Sent to you by jonas via Google Reader:

via Economist's View by Mark Thoma on 1/4/13

Justin Fox says the age of economist's imperialism is ending:
The End of Economists' Imperialism, by Justin Fox: "By almost any market test, economics is the premier social science," Stanford University economist Edward Lazear wrote just over a decade ago. ...
Lazear went on to describe how economists, with the University of Chicago's Gary Becker leading the way, had been running roughshod over the other social sciences — using economic tools to study crime, the family, accounting, corporate management, and countless other not strictly economic topics. "Economic imperialism" was the name he gave to this phenomenon (and to his article, which was published in the February 2000 issue of the Quarterly Journal of Economics). And in his view it was a benevolent reign. "The power of economics lies in its rigor," he wrote. "Economics is scientific; it follows the scientific method of stating a formal refutable theory, testing theory, and revising the theory based on the evidence. Economics succeeds where other social scientists fail because economists are willing to abstract."
Triumphalism like that calls for a comeuppance, of course. ...

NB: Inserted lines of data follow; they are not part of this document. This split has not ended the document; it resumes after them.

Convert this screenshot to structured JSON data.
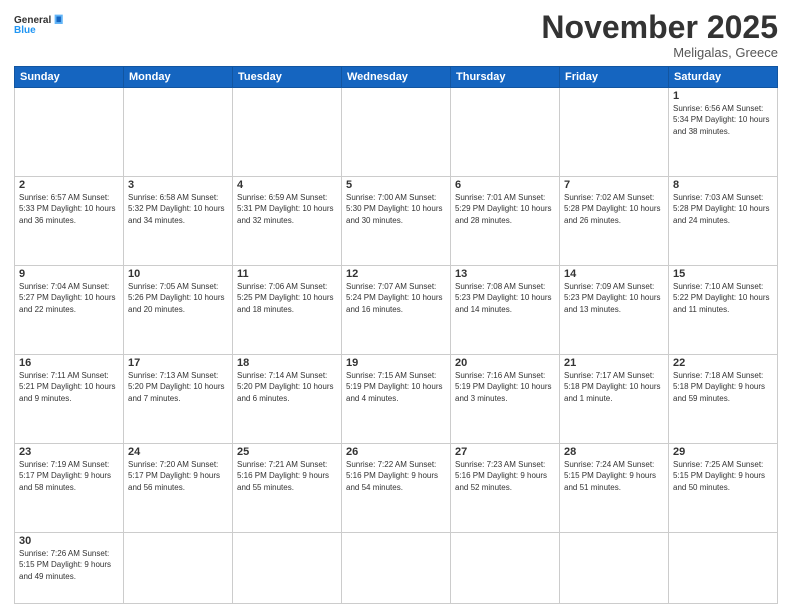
{
  "header": {
    "logo_general": "General",
    "logo_blue": "Blue",
    "month_title": "November 2025",
    "location": "Meligalas, Greece"
  },
  "weekdays": [
    "Sunday",
    "Monday",
    "Tuesday",
    "Wednesday",
    "Thursday",
    "Friday",
    "Saturday"
  ],
  "weeks": [
    [
      {
        "day": "",
        "info": ""
      },
      {
        "day": "",
        "info": ""
      },
      {
        "day": "",
        "info": ""
      },
      {
        "day": "",
        "info": ""
      },
      {
        "day": "",
        "info": ""
      },
      {
        "day": "",
        "info": ""
      },
      {
        "day": "1",
        "info": "Sunrise: 6:56 AM\nSunset: 5:34 PM\nDaylight: 10 hours\nand 38 minutes."
      }
    ],
    [
      {
        "day": "2",
        "info": "Sunrise: 6:57 AM\nSunset: 5:33 PM\nDaylight: 10 hours\nand 36 minutes."
      },
      {
        "day": "3",
        "info": "Sunrise: 6:58 AM\nSunset: 5:32 PM\nDaylight: 10 hours\nand 34 minutes."
      },
      {
        "day": "4",
        "info": "Sunrise: 6:59 AM\nSunset: 5:31 PM\nDaylight: 10 hours\nand 32 minutes."
      },
      {
        "day": "5",
        "info": "Sunrise: 7:00 AM\nSunset: 5:30 PM\nDaylight: 10 hours\nand 30 minutes."
      },
      {
        "day": "6",
        "info": "Sunrise: 7:01 AM\nSunset: 5:29 PM\nDaylight: 10 hours\nand 28 minutes."
      },
      {
        "day": "7",
        "info": "Sunrise: 7:02 AM\nSunset: 5:28 PM\nDaylight: 10 hours\nand 26 minutes."
      },
      {
        "day": "8",
        "info": "Sunrise: 7:03 AM\nSunset: 5:28 PM\nDaylight: 10 hours\nand 24 minutes."
      }
    ],
    [
      {
        "day": "9",
        "info": "Sunrise: 7:04 AM\nSunset: 5:27 PM\nDaylight: 10 hours\nand 22 minutes."
      },
      {
        "day": "10",
        "info": "Sunrise: 7:05 AM\nSunset: 5:26 PM\nDaylight: 10 hours\nand 20 minutes."
      },
      {
        "day": "11",
        "info": "Sunrise: 7:06 AM\nSunset: 5:25 PM\nDaylight: 10 hours\nand 18 minutes."
      },
      {
        "day": "12",
        "info": "Sunrise: 7:07 AM\nSunset: 5:24 PM\nDaylight: 10 hours\nand 16 minutes."
      },
      {
        "day": "13",
        "info": "Sunrise: 7:08 AM\nSunset: 5:23 PM\nDaylight: 10 hours\nand 14 minutes."
      },
      {
        "day": "14",
        "info": "Sunrise: 7:09 AM\nSunset: 5:23 PM\nDaylight: 10 hours\nand 13 minutes."
      },
      {
        "day": "15",
        "info": "Sunrise: 7:10 AM\nSunset: 5:22 PM\nDaylight: 10 hours\nand 11 minutes."
      }
    ],
    [
      {
        "day": "16",
        "info": "Sunrise: 7:11 AM\nSunset: 5:21 PM\nDaylight: 10 hours\nand 9 minutes."
      },
      {
        "day": "17",
        "info": "Sunrise: 7:13 AM\nSunset: 5:20 PM\nDaylight: 10 hours\nand 7 minutes."
      },
      {
        "day": "18",
        "info": "Sunrise: 7:14 AM\nSunset: 5:20 PM\nDaylight: 10 hours\nand 6 minutes."
      },
      {
        "day": "19",
        "info": "Sunrise: 7:15 AM\nSunset: 5:19 PM\nDaylight: 10 hours\nand 4 minutes."
      },
      {
        "day": "20",
        "info": "Sunrise: 7:16 AM\nSunset: 5:19 PM\nDaylight: 10 hours\nand 3 minutes."
      },
      {
        "day": "21",
        "info": "Sunrise: 7:17 AM\nSunset: 5:18 PM\nDaylight: 10 hours\nand 1 minute."
      },
      {
        "day": "22",
        "info": "Sunrise: 7:18 AM\nSunset: 5:18 PM\nDaylight: 9 hours\nand 59 minutes."
      }
    ],
    [
      {
        "day": "23",
        "info": "Sunrise: 7:19 AM\nSunset: 5:17 PM\nDaylight: 9 hours\nand 58 minutes."
      },
      {
        "day": "24",
        "info": "Sunrise: 7:20 AM\nSunset: 5:17 PM\nDaylight: 9 hours\nand 56 minutes."
      },
      {
        "day": "25",
        "info": "Sunrise: 7:21 AM\nSunset: 5:16 PM\nDaylight: 9 hours\nand 55 minutes."
      },
      {
        "day": "26",
        "info": "Sunrise: 7:22 AM\nSunset: 5:16 PM\nDaylight: 9 hours\nand 54 minutes."
      },
      {
        "day": "27",
        "info": "Sunrise: 7:23 AM\nSunset: 5:16 PM\nDaylight: 9 hours\nand 52 minutes."
      },
      {
        "day": "28",
        "info": "Sunrise: 7:24 AM\nSunset: 5:15 PM\nDaylight: 9 hours\nand 51 minutes."
      },
      {
        "day": "29",
        "info": "Sunrise: 7:25 AM\nSunset: 5:15 PM\nDaylight: 9 hours\nand 50 minutes."
      }
    ],
    [
      {
        "day": "30",
        "info": "Sunrise: 7:26 AM\nSunset: 5:15 PM\nDaylight: 9 hours\nand 49 minutes."
      },
      {
        "day": "",
        "info": ""
      },
      {
        "day": "",
        "info": ""
      },
      {
        "day": "",
        "info": ""
      },
      {
        "day": "",
        "info": ""
      },
      {
        "day": "",
        "info": ""
      },
      {
        "day": "",
        "info": ""
      }
    ]
  ]
}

He goes on to describe how "I've found myself talking to and reading a little of the work of sociologists and political scientists, and coming away impressed with how adept they are in quantitative methods, how knowledgeable they are about economics, and how willing they are to challenge economic orthodoxy," and he gives several examples of other disciplines working in what is traditionally the realm of economists (with teasers of more to come). He ends with:
What's going on is probably not the incipient overthrow of economics. As described by Lazear, its imperialistic power has in large part been the result of its uniformity of approach over the past half century. (That, and economists have actually been right about some things.) As best I can tell, there is no such methodological consensus in sociology, political science, anthropology, or history at the moment. But the economists' consensus is wobblier than it's been in a while (especially in macro), there is ample motive for insurrection, and the non-economists' stores of intellectual ammunition are growing. Economics may well have reached the stage of imperial overstretch. Interesting times lie ahead.